Вот я и ждала. Мы удалились в каминную. Потом были прима, терция, бесконечные молитвы и гимны, а на фоне всего этого — насмешливое благословение в глазах Лемерля. Потом капитул — весь следующий час с армейской четкостью назначались задания, дни поста, часы молебнов, правила приличия, внешнего вида, поведения. Великое обновление шло семимильными шагами.
Объявили нам и о грядущем ремонте часовни. Крышей займутся миряне, а внутреннее убранство на нас. От подсобных работ миряне отстранялись. Монахине не подобает полагаться на слуг, предаваясь праздности. Восстановление монастыря — главная наша задача, пока оно не завершится, каждая сестра получает дополнительные обязанности.
Я с ужасом поняла, что свободное время урезается до получаса перед комплеторием, причем проводить его следует в раздумьях да молитвах. Прогулки в город и к гавани прекращались, равно как и уроки латыни, которые я давала послушницам. Мать Изабелла считала, что послушницам латынь ни к чему. Главное — знать Священное Писание, а все прочее — опасные излишества. Обязанности отныне распределялись по графику, привычный распорядок рушился до основания. Я отметила, что Антуана уже не ведает кухней и погребами, а мои грядки целебных трав попадают неизвестно в чьи руки. Отметила, но приняла безропотно, уверенная, что мои дни в монастыре Святой Марии Морской сочтены.
Началось покаяние.
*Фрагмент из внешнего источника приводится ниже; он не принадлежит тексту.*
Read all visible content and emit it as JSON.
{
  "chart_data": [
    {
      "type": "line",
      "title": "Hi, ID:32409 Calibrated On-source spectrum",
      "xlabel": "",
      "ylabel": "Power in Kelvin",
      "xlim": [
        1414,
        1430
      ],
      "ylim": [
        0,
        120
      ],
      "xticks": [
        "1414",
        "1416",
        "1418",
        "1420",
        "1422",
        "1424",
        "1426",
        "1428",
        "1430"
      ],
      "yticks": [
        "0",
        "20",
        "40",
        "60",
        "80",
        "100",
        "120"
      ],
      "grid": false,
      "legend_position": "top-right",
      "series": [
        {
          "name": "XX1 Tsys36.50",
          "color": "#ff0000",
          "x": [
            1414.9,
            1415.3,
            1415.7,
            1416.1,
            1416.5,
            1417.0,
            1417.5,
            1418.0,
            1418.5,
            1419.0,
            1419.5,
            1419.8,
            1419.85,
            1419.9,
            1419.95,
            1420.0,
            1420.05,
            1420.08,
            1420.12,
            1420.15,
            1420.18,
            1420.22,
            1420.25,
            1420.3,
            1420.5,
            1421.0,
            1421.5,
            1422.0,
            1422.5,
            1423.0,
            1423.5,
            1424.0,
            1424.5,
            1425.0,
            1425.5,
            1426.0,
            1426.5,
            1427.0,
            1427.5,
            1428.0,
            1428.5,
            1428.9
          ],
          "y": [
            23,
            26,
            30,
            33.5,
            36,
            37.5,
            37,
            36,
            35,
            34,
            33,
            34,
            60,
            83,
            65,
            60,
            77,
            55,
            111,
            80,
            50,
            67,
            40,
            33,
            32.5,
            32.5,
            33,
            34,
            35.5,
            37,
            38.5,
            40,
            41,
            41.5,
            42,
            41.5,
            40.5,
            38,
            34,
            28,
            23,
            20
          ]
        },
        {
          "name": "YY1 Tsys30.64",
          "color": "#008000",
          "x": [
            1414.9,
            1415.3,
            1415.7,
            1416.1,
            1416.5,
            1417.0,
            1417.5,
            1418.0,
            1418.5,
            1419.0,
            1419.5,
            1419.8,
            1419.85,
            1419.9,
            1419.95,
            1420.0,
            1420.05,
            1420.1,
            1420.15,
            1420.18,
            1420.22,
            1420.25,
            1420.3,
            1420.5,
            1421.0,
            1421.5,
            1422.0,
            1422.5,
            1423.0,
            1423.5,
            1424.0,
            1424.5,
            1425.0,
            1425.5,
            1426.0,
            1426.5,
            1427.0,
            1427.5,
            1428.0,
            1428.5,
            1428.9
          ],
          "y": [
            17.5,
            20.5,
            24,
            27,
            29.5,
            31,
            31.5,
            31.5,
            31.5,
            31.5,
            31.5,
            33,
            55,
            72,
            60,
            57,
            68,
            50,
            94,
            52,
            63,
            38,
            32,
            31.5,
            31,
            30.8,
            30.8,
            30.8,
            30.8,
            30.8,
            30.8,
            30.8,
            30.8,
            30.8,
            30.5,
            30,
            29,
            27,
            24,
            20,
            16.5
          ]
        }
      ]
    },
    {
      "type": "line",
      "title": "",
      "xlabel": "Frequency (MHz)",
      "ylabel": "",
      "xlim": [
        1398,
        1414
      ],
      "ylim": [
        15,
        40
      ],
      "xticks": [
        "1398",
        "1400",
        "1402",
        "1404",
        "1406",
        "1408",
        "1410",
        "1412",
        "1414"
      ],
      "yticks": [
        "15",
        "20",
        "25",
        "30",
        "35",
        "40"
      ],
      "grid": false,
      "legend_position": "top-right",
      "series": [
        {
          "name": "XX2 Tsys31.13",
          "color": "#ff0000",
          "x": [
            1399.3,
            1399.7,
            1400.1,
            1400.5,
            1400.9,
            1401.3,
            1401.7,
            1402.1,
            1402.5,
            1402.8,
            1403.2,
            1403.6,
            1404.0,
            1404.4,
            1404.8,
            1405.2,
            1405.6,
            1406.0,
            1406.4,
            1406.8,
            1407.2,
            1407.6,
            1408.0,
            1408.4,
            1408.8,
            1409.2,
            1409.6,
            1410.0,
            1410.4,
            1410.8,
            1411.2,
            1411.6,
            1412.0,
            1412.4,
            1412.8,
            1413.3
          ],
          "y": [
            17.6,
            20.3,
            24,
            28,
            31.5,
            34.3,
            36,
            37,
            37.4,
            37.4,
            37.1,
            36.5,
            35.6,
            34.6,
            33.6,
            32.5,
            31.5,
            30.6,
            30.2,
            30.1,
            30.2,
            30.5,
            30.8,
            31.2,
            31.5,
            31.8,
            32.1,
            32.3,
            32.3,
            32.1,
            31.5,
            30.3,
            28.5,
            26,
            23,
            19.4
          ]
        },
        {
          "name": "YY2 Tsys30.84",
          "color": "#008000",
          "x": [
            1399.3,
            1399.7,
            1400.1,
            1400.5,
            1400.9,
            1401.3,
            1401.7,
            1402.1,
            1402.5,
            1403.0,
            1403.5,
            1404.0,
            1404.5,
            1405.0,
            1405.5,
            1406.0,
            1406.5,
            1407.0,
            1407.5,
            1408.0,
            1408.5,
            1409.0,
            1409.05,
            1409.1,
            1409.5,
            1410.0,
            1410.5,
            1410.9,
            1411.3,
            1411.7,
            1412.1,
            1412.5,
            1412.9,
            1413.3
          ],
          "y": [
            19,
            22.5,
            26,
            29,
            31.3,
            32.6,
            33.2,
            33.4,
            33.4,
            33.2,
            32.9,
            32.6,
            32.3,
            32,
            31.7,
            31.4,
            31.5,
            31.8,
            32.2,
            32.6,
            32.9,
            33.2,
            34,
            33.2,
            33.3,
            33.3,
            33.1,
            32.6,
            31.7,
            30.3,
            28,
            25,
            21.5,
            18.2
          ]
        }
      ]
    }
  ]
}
При матери Марии исповедь пролетала за считаные минуты, а сегодня растянулась на час с лишним. Каялись мы публично, тон задала Альфонсина.
— Посещали меня нечестивые мысли о новой настоятельнице, — бормотала она, искоса поглядывая на Лемерля. — В часовне я сказала нечто неуместное, а тут как раз вошла сестра Августа…
Очень в духе Альфонсины! Мои опоздания покоя ей не дают.
В глазах Лемерля загорелся огонек.
— Что за мысли посещали тебя, дитя мое?
Альфонсина заерзала под его пристальным взглядом.
— О том, что сестра Августа говорит дело. Что мать Изабелла слишком юна. Почти дитя, как она справится?
— Вижу я, сестре Августе свойственно вольнодумие, — отметил Лемерль.
Я упорно смотрела в пол.
— Мне вообще не следовало ее слушать! — гнула свое Альфонсина.